We showed our checkbook, which was in both our names, and a photograph album (which you are advised to bring) with photos from the beginning of our relationship to the present day. Although the interviewer flicked through briefly, he did not study it in detail.

It's important to remember that a lot depends on the interviewer - some may be more thorough than others so it is best to have as much evidence as possible to hand.

  • Once that's over and done with, the interviewer will probably inform you whether or not you have been awarded permanent resident status. I was congratulated and given a guide to being a permanent resident in the US to peruse.
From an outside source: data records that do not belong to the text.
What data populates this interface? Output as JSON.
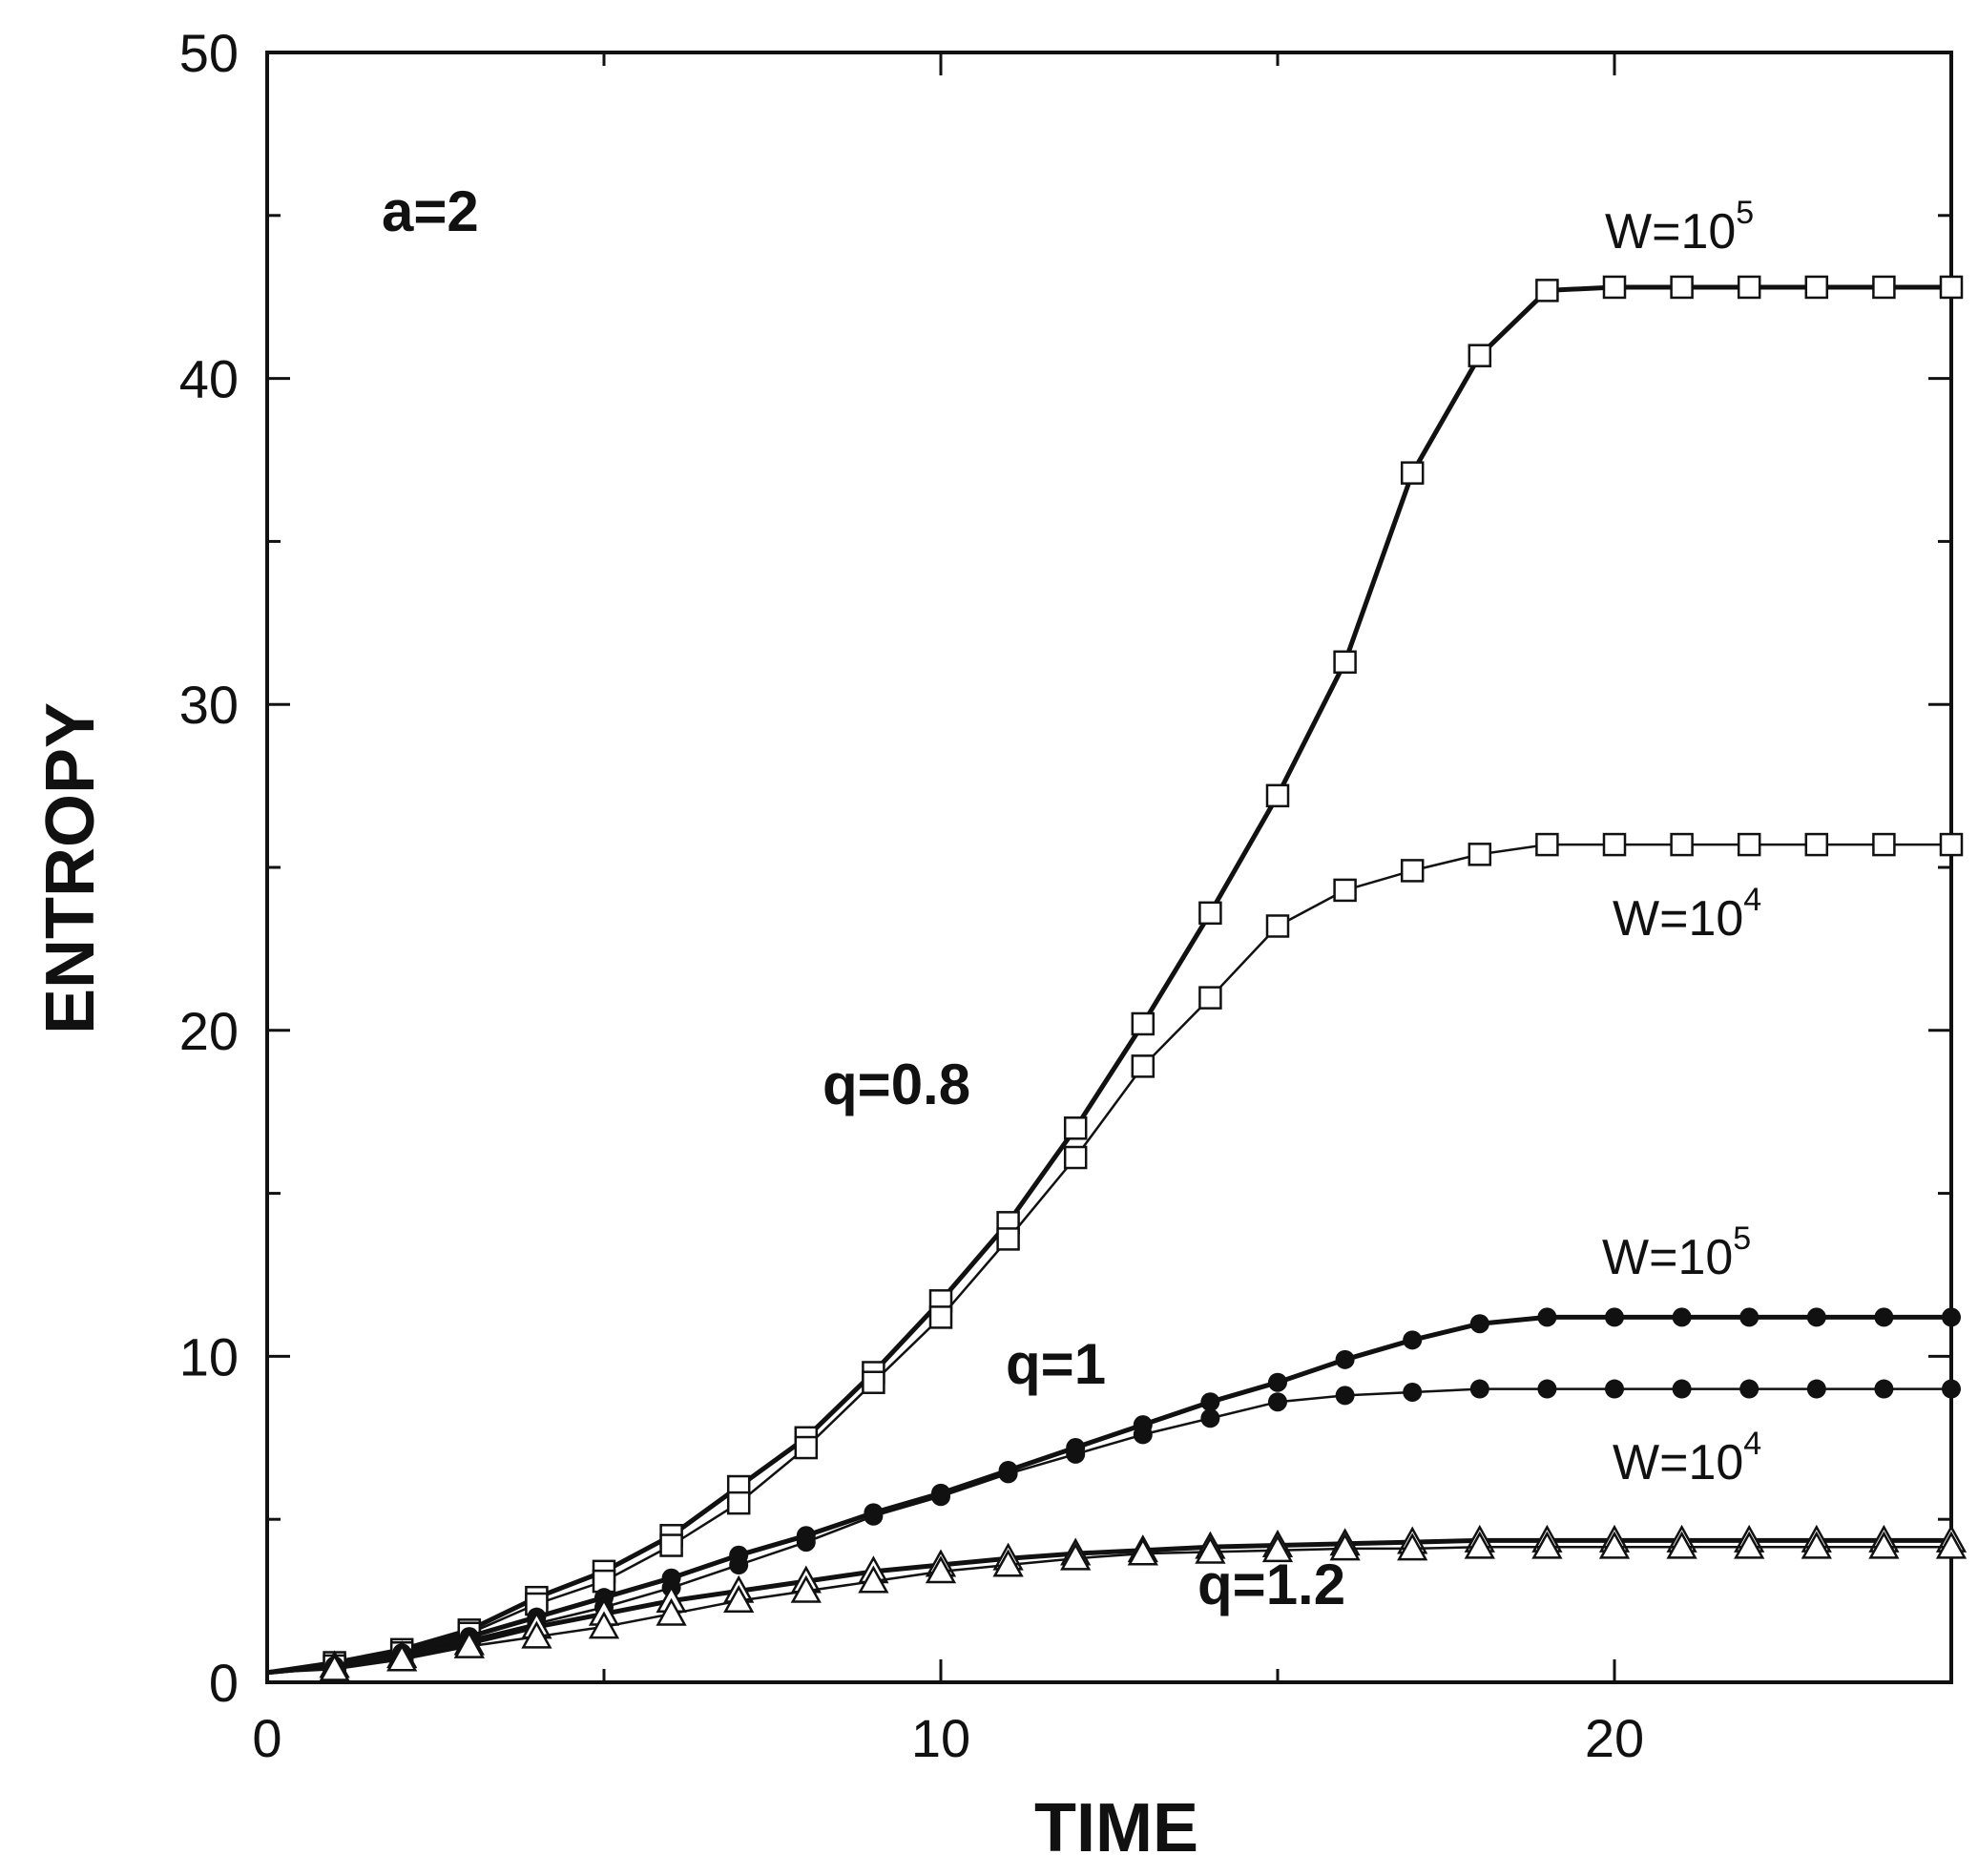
{
  "chart_data": {
    "type": "line",
    "title": "",
    "xlabel": "TIME",
    "ylabel": "ENTROPY",
    "xlim": [
      0,
      25
    ],
    "ylim": [
      0,
      50
    ],
    "xticks": [
      0,
      10,
      20
    ],
    "yticks": [
      0,
      10,
      20,
      30,
      40,
      50
    ],
    "grid": false,
    "annotations": {
      "panel": "a=2",
      "q08": "q=0.8",
      "q1": "q=1",
      "q12": "q=1.2",
      "w5_top": "W=10",
      "w5_top_exp": "5",
      "w4_top": "W=10",
      "w4_top_exp": "4",
      "w5_mid": "W=10",
      "w5_mid_exp": "5",
      "w4_mid": "W=10",
      "w4_mid_exp": "4"
    },
    "series": [
      {
        "name": "q=0.8, W=10^5",
        "marker": "square",
        "weight": "heavy",
        "x": [
          0,
          1,
          2,
          3,
          4,
          5,
          6,
          7,
          8,
          9,
          10,
          11,
          12,
          13,
          14,
          15,
          16,
          17,
          18,
          19,
          20,
          21,
          22,
          23,
          24,
          25
        ],
        "y": [
          0.3,
          0.6,
          1.0,
          1.6,
          2.6,
          3.4,
          4.5,
          6.0,
          7.5,
          9.5,
          11.7,
          14.1,
          17.0,
          20.2,
          23.6,
          27.2,
          31.3,
          37.1,
          40.7,
          42.7,
          42.8,
          42.8,
          42.8,
          42.8,
          42.8,
          42.8
        ]
      },
      {
        "name": "q=0.8, W=10^4",
        "marker": "square",
        "weight": "light",
        "x": [
          0,
          1,
          2,
          3,
          4,
          5,
          6,
          7,
          8,
          9,
          10,
          11,
          12,
          13,
          14,
          15,
          16,
          17,
          18,
          19,
          20,
          21,
          22,
          23,
          24,
          25
        ],
        "y": [
          0.3,
          0.5,
          0.9,
          1.5,
          2.4,
          3.1,
          4.2,
          5.5,
          7.2,
          9.2,
          11.2,
          13.6,
          16.1,
          18.9,
          21.0,
          23.2,
          24.3,
          24.9,
          25.4,
          25.7,
          25.7,
          25.7,
          25.7,
          25.7,
          25.7,
          25.7
        ]
      },
      {
        "name": "q=1, W=10^5",
        "marker": "filled-circle",
        "weight": "heavy",
        "x": [
          0,
          1,
          2,
          3,
          4,
          5,
          6,
          7,
          8,
          9,
          10,
          11,
          12,
          13,
          14,
          15,
          16,
          17,
          18,
          19,
          20,
          21,
          22,
          23,
          24,
          25
        ],
        "y": [
          0.3,
          0.5,
          0.9,
          1.4,
          2.0,
          2.6,
          3.2,
          3.9,
          4.5,
          5.2,
          5.8,
          6.5,
          7.2,
          7.9,
          8.6,
          9.2,
          9.9,
          10.5,
          11.0,
          11.2,
          11.2,
          11.2,
          11.2,
          11.2,
          11.2,
          11.2
        ]
      },
      {
        "name": "q=1, W=10^4",
        "marker": "filled-circle",
        "weight": "light",
        "x": [
          0,
          1,
          2,
          3,
          4,
          5,
          6,
          7,
          8,
          9,
          10,
          11,
          12,
          13,
          14,
          15,
          16,
          17,
          18,
          19,
          20,
          21,
          22,
          23,
          24,
          25
        ],
        "y": [
          0.3,
          0.5,
          0.8,
          1.3,
          1.8,
          2.3,
          2.9,
          3.6,
          4.3,
          5.1,
          5.7,
          6.4,
          7.0,
          7.6,
          8.1,
          8.6,
          8.8,
          8.9,
          9.0,
          9.0,
          9.0,
          9.0,
          9.0,
          9.0,
          9.0,
          9.0
        ]
      },
      {
        "name": "q=1.2, W=10^5",
        "marker": "triangle",
        "weight": "heavy",
        "x": [
          0,
          1,
          2,
          3,
          4,
          5,
          6,
          7,
          8,
          9,
          10,
          11,
          12,
          13,
          14,
          15,
          16,
          17,
          18,
          19,
          20,
          21,
          22,
          23,
          24,
          25
        ],
        "y": [
          0.3,
          0.5,
          0.8,
          1.2,
          1.7,
          2.1,
          2.5,
          2.8,
          3.1,
          3.4,
          3.6,
          3.8,
          3.95,
          4.05,
          4.15,
          4.2,
          4.25,
          4.3,
          4.35,
          4.35,
          4.35,
          4.35,
          4.35,
          4.35,
          4.35,
          4.35
        ]
      },
      {
        "name": "q=1.2, W=10^4",
        "marker": "triangle",
        "weight": "light",
        "x": [
          0,
          1,
          2,
          3,
          4,
          5,
          6,
          7,
          8,
          9,
          10,
          11,
          12,
          13,
          14,
          15,
          16,
          17,
          18,
          19,
          20,
          21,
          22,
          23,
          24,
          25
        ],
        "y": [
          0.3,
          0.4,
          0.7,
          1.1,
          1.4,
          1.7,
          2.1,
          2.5,
          2.8,
          3.1,
          3.4,
          3.6,
          3.8,
          3.95,
          4.0,
          4.05,
          4.1,
          4.1,
          4.15,
          4.15,
          4.15,
          4.15,
          4.15,
          4.15,
          4.15,
          4.15
        ]
      }
    ]
  }
}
Following the interview, the Permanent Residency Card or Green Card will be sent in the mail and arrive in 2-4 weeks.

Each and every interview will vary, and many of the questions will be based on the specific circumstances of the immigrant. An AOS interview based on something other than marriage will be different in format than this. Depending on whether the immigrant has previously overstayed a visa or has entered the country illegally, the interview will probably be more complicated and may not result in a green card. In addition, if there is reason to doubt that a marriage is bona fide, there may me more questions and possibly even individual interviews for both parties. In general, though, an AOS interview will last about 30 minutes (ours lasted under 15) and there won't be too many tough questions.

For more information about the interview process, there are dozens of forums dedicated to the issue, and a bit of research will probably answer most questions. the USCIS website also has a lot of information worth knowing about the immigration process.